Clann-Index
   Return to Index 

Pict Clanns of Albann

Clann MATHESON

This clan descends from a 12th century Gilleoin, reputed to have been a scion of the ancient royal house of Lorne.  This name was derived from the Gaelic 'Mac Mhath-gham' (Son of the Bear).  According the Gaelic Manuscript of 1450, the Mathesons and the MacKenzies were kinsmen.

The clan was granted the lands of Lochalsh and Kintail in Wester Ross by the mediaeval Earls of Ross.  Kenneth MacMathan, constable of Eilean Donan Castle, joined Alexander III's expedition against the Norsemen of King Haakon in 1262.  Their star rose quickly, and by the early 15th century, the Chief of the Mathesons was said to have 2,000 men at his command.

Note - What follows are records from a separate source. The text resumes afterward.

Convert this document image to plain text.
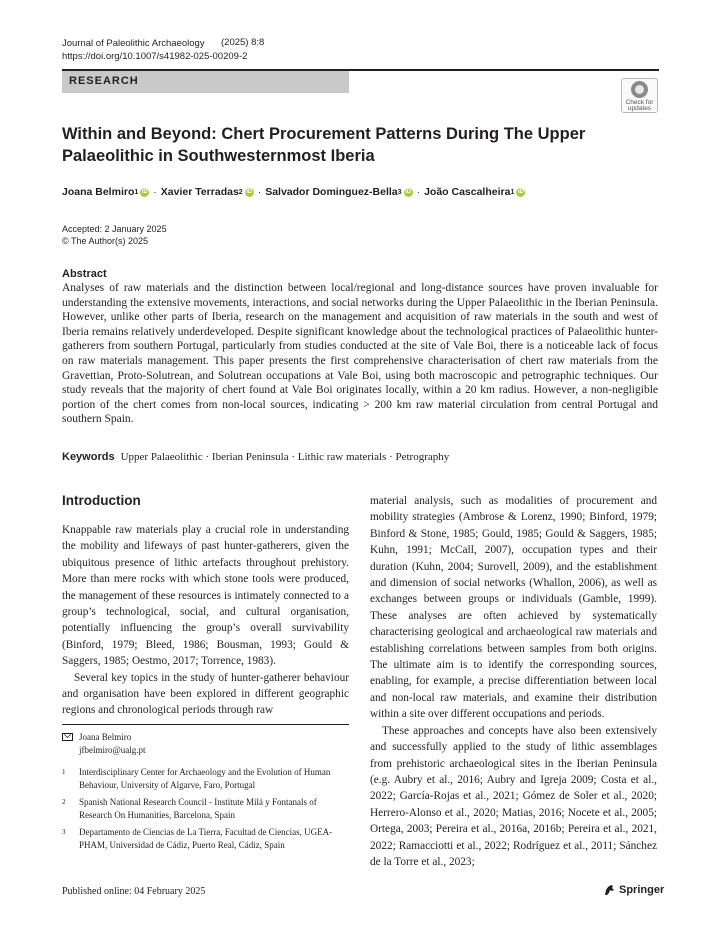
Journal of Paleolithic Archaeology (2025) 8:8
https://doi.org/10.1007/s41982-025-00209-2
RESEARCH
Check for
updates
Within and Beyond: Chert Procurement Patterns During The Upper Palaeolithic in Southwesternmost Iberia
Joana Belmiro 1 iD · Xavier Terradas 2 iD · Salvador Dominguez-Bella 3 iD · João Cascalheira 1 iD
Accepted: 2 January 2025
© The Author(s) 2025
Abstract
Analyses of raw materials and the distinction between local/regional and long-distance sources have proven invaluable for understanding the extensive movements, interactions, and social networks during the Upper Palaeolithic in the Iberian Peninsula. However, unlike other parts of Iberia, research on the management and acquisition of raw materials in the south and west of Iberia remains relatively underdeveloped. Despite significant knowledge about the technological practices of Palaeolithic hunter-gatherers from southern Portugal, particularly from studies conducted at the site of Vale Boi, there is a noticeable lack of focus on raw materials management. This paper presents the first comprehensive characterisation of chert raw materials from the Gravettian, Proto-Solutrean, and Solutrean occupations at Vale Boi, using both macroscopic and petrographic techniques. Our study reveals that the majority of chert found at Vale Boi originates locally, within a 20 km radius. However, a non-negligible portion of the chert comes from non-local sources, indicating > 200 km raw material circulation from central Portugal and southern Spain.
Keywords Upper Palaeolithic · Iberian Peninsula · Lithic raw materials · Petrography
Introduction

Knappable raw materials play a crucial role in understanding the mobility and lifeways of past hunter-gatherers, given the ubiquitous presence of lithic artefacts throughout prehistory. More than mere rocks with which stone tools were produced, the management of these resources is intimately connected to a group’s technological, social, and cultural organisation, potentially influencing the group’s overall survivability (Binford, 1979; Bleed, 1986; Bousman, 1993; Gould & Saggers, 1985; Oestmo, 2017; Torrence, 1983).

Several key topics in the study of hunter-gatherer behaviour and organisation have been explored in different geographic regions and chronological periods through raw

material analysis, such as modalities of procurement and mobility strategies (Ambrose & Lorenz, 1990; Binford, 1979; Binford & Stone, 1985; Gould, 1985; Gould & Saggers, 1985; Kuhn, 1991; McCall, 2007), occupation types and their duration (Kuhn, 2004; Surovell, 2009), and the establishment and dimension of social networks (Whallon, 2006), as well as exchanges between groups or individuals (Gamble, 1999). These analyses are often achieved by systematically characterising geological and archaeological raw materials and establishing correlations between samples from both origins. The ultimate aim is to identify the corresponding sources, enabling, for example, a precise differentiation between local and non-local raw materials, and examine their distribution within a site over different occupations and periods.

These approaches and concepts have also been extensively and successfully applied to the study of lithic assemblages from prehistoric archaeological sites in the Iberian Peninsula (e.g. Aubry et al., 2016; Aubry and Igreja 2009; Costa et al., 2022; García-Rojas et al., 2021; Gómez de Soler et al., 2020; Herrero-Alonso et al., 2020; Matias, 2016; Nocete et al., 2005; Ortega, 2003; Pereira et al., 2016a, 2016b; Pereira et al., 2021, 2022; Ramacciotti et al., 2022; Rodríguez et al., 2011; Sánchez de la Torre et al., 2023;

Joana Belmiro
jfbelmiro@ualg.pt
1 Interdisciplinary Center for Archaeology and the Evolution of Human Behaviour, University of Algarve, Faro, Portugal
2 Spanish National Research Council - Institute Milá y Fontanals of Research On Humanities, Barcelona, Spain
3 Departamento de Ciencias de La Tierra, Facultad de Ciencias, UGEA-PHAM, Universidad de Cádiz, Puerto Real, Cádiz, Spain
Published online: 04 February 2025	Springer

The other main branch of the family lived at Shiness, Sutherland.  Their leader was James Sutherland Matheson, benefactor of Lewis and co-founder if Jardine, Matheson & Co.

Once the rule of the western isles had come under the Lordship of the MacDonalds, the Mathesons became their supporters, especially when the Earldom of Ross became part of their principality.  Mathesons fought for the MacDonalds at the Battle of Harlaw in 1411, where Alasdair, their Chief was taken prisoner.  From that time onwards, the fortunes of the MacDonalds waned, and with it those of the Mathesons.  The MacLeods on the west and the MacQueens on the east squeezed the Mathesons into oblivion.

On Matheson did succeed in obtaining a footing in the organizations of church and state.  Dougal mac Ruadhri Matheson was prior of Beauly on the borders of Ross between 1498 and 1514; and he sat in parliament in 1504 when Ross was erected into  a separate sheriffdom.   More characteristically. the Matheson Chief, Iain Dubh, died defending Eilean Donan Castle in Wester Ross in 1539.  On this occasion, they were supporting their kinsmen, the MacKenzies, against the MacDonalds.

Branches of he Mathesons spread to the Hebrides and to the north of Scotland, and it was among those that the clan produced the great Gaelic poet, Donald Matheson (1719 - 1782).  Sir James Matheson went forth to found his great commercial empire in the far east  and came back to buy much of the island of Lewis.  The woodland that he planted there remains as a testament to his love for his homeland. 

Large numbers of Mathesons emigrated overseas, those that remained had their thatched roofs burned over their heads during the Kildonan clearances in the early 1800s.